When companies get acquired, their new owners often change the way that products and other assets are made available to others. When Apple acquired Siri back in 2010, the existing iPhone app disappeared. Apple's version of Siri didn't see the light of day for over a year. Wal-Mart bought a startup called Luvocracy last year. They had half a million members, and Wal-Mart shut them down. Business intelligence startup DataPad was also acquired last year. They had almost $2 million in VC funding, and users, and buyer Cloudera shut them down. The list goes on, and on, and on. Acquisitions cause popular commercial products to disappear. Acquisitions make much-liked tools morph in ways that loyal users rarely like. Acquisitions lead to open source projects closing down. But acquisitions also give popular but under-funded solutions the fresh injection of cash, enthusiasm or talent they need to reach the next level. And acquisitions may push small and notionally open projects, setting them free from a parent company, gifting them to a more stable open source home (like the Apache Software Foundation, for example), and pushing sponsorship dollars at nurturing a community of enthusiasts and champions. Acquisitions aren't all bad.

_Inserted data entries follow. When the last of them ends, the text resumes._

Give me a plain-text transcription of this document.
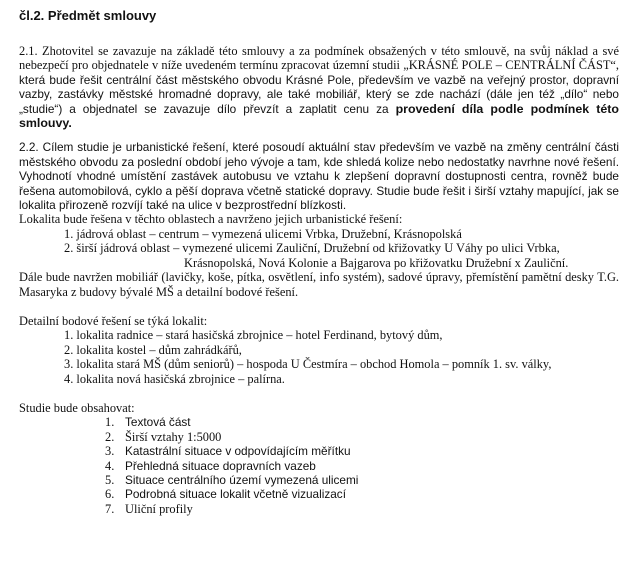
čl.2. Předmět smlouvy

2.1. Zhotovitel se zavazuje na základě této smlouvy a za podmínek obsažených v této smlouvě, na svůj náklad a své nebezpečí pro objednatele v níže uvedeném termínu zpracovat územní studii „KRÁSNÉ POLE – CENTRÁLNÍ ČÁST“, která bude řešit centrální část městského obvodu Krásné Pole, především ve vazbě na veřejný prostor, dopravní vazby, zastávky městské hromadné dopravy, ale také mobiliář, který se zde nachází (dále jen též „dílo“ nebo „studie“) a objednatel se zavazuje dílo převzít a zaplatit cenu za provedení díla podle podmínek této smlouvy.

2.2. Cílem studie je urbanistické řešení, které posoudí aktuální stav především ve vazbě na změny centrální části městského obvodu za poslední období jeho vývoje a tam, kde shledá kolize nebo nedostatky navrhne nové řešení. Vyhodnotí vhodné umístění zastávek autobusu ve vztahu k zlepšení dopravní dostupnosti centra, rovněž bude řešena automobilová, cyklo a pěší doprava včetně statické dopravy. Studie bude řešit i širší vztahy mapující, jak se lokalita přirozeně rozvíjí také na ulice v bezprostřední blízkosti.

Lokalita bude řešena v těchto oblastech a navrženo jejich urbanistické řešení:

1. jádrová oblast – centrum – vymezená ulicemi Vrbka, Družební, Krásnopolská
2. širší jádrová oblast – vymezené ulicemi Zauliční, Družební od křižovatky U Váhy po ulici Vrbka,
Krásnopolská, Nová Kolonie a Bajgarova po křižovatku Družební x Zauliční.

Dále bude navržen mobiliář (lavičky, koše, pítka, osvětlení, info systém), sadové úpravy, přemístění pamětní desky T.G. Masaryka z budovy bývalé MŠ a detailní bodové řešení.

Detailní bodové řešení se týká lokalit:

1. lokalita radnice – stará hasičská zbrojnice – hotel Ferdinand, bytový dům,
2. lokalita kostel – dům zahrádkářů,
3. lokalita stará MŠ (dům seniorů) – hospoda U Čestmíra – obchod Homola – pomník 1. sv. války,
4. lokalita nová hasičská zbrojnice – palírna.

Studie bude obsahovat:

1. Textová část
2. Širší vztahy 1:5000
3. Katastrální situace v odpovídajícím měřítku
4. Přehledná situace dopravních vazeb
5. Situace centrálního území vymezená ulicemi
6. Podrobná situace lokalit včetně vizualizací
7. Uliční profily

Open source software is certainly not the only choice for powering an enterprise application or workflow, but it is an increasingly important way to benefit cost-effectively from the work of a broad community you can't afford to directly employ. Open source operating system Linux successfully challenged the dominance of Solaris, Windows and various commercial variants of Unix, at least in the data center. Open source web server Apache powers over half of the world's active websites, according to Netcraft. But, far more important than these complete solutions, open source tools, components, and collections of functionality provide developers with a rich and expansive toolkit for building and maintaining their own applications.

FoundationDB's core product wasn't open source. It was freely available for download and use (within some constraints), but it was licensed under FoundationDB's own license.

The license or contract under which a piece of software is made available doesn't really say much about the likelihood that the company behind it will continue to provide and support whatever it is they wrote. But, as Ben notes in his post, the growth of open source communities (like the Apache Software Foundation, the OpenStack Foundation, Higher Education's Apereo Foundation, and others) offers some degree of comfort. No one vendor can pull the plug on a project, or remove all of the code from public view. While there is interest and value in the outputs from the community, there's scope for it to survive and even thrive.

There are many reasons for choosing one product over another. Fitness for purpose, cost, adoption, roadmap, community, and more. In most cases, the fact that a product or solution is backed by an open source license and an open source community should be considered positively, not negatively.